For this reason, melded with the intentions to keep citizens from being influenced by outside sources from beyond the North Korean border, the Kim dynasty initially kept cell phones and smart phones away from the hands of its people. Anyone who formerly has been provided with one had only access to offline content and apps that were added by the North Korean government, thereby not truly allowing a connection with the rest of the world and global markets.
As the Daily Mail UK reported back when Kim Jong-il was still the nation’s leader, “The brutal communist regime, which is technically at war with South Korea, warned its 24 million population that any contact with the nation south of its borders is a crime punishable by life in prison or death.”
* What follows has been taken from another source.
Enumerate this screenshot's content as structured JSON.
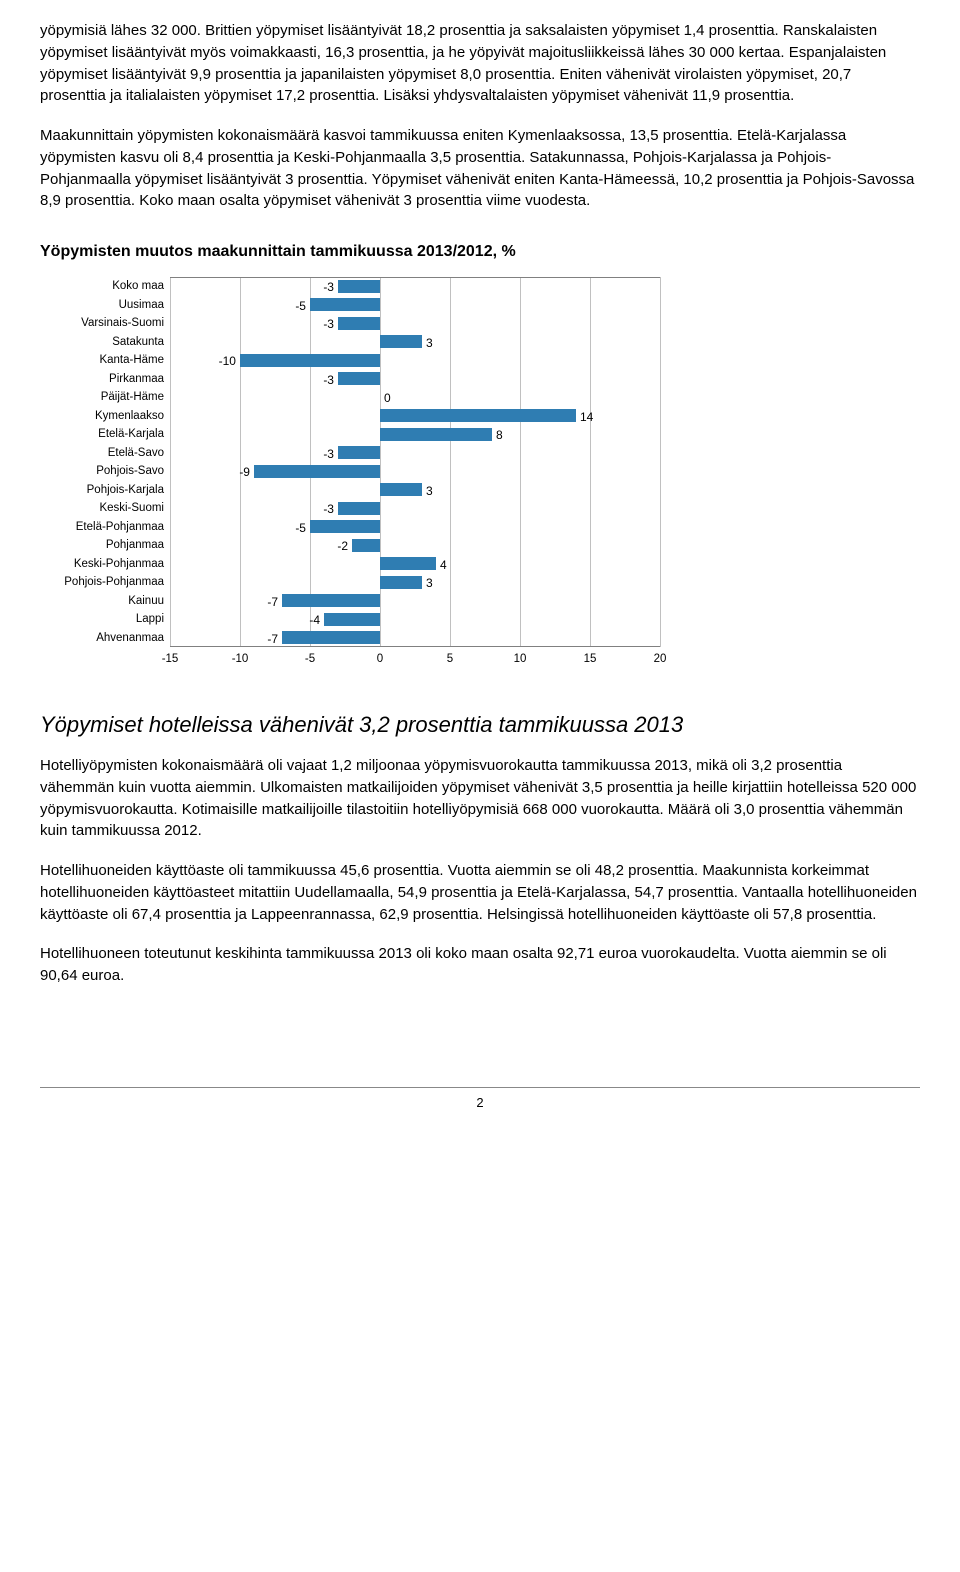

However, over the recent years, more allowances have been made in regards to cell phone and Internet access. Initially, cell phones were banned completely until North Korea succeeded in creating its own network in 2008. The greatest usage increase came between the years of 2012 and 2013, when numbers of North Koreans using cell phones and smart phones “doubled to two million from one million, and it now may exceed 2.5 million.”
As Mims indicates after hearing directly from Colin Behr, head of business development at ad-technology startup Vungle, who recently visited North Korea as part of an exchange set up by Chosun, North Korea is giving more people access to the Internet. “That apparently is happening, though in a controlled fashion, at ‘Internet palaces,’ where access is closely monitored.”
Mims relays the difficulties Behr discovered that North Korean IT programmers and manufacturers face in succeeding alongside their international competitors.”The problem is that, lacking access to the Internet, many of the entrepreneurs Behr encountered didn’t understand how to reach consumers — or even what a marketplace is.”
Behr, over the time he was within North Korea, came to realize that the nation is at a difficult point in regards to manufacturing and lacks the capital necessary to extract its natural resources in order to make them available for profit. Behr, however, communicated with many IT programmers within North Korea and aided in opening their eyes to how useful a global community is to improving and outsourcing labor to foreign companies. Behr therein made the IT industry aware of the fact that by limiting their contact with the global market, they are only getting a tiny portion of an expansive pie which they could have access to.
The country already has a tradition of engineering, with an active research university devoted to coding and software. And it is rumored to have a college of cyber warfare. Leveraging this expertise to create a tech industry would require North Korea to give more people access to the Internet.
Although Kim Jong-un continues to rule North Korea with an iron fist, much as his predecessors did, Mims notes an interesting point, stating that “though North Korea remains oppressive and its politics are opaque even to its own citizens, something must be happening at the highest levels, because nothing there changes without the government allowing it.” The increased number of smart phone users over such a short period of time and the availability of the Internet (though controlled) to its citizens, indicates improvements for the better are being made, no matter how minuscule.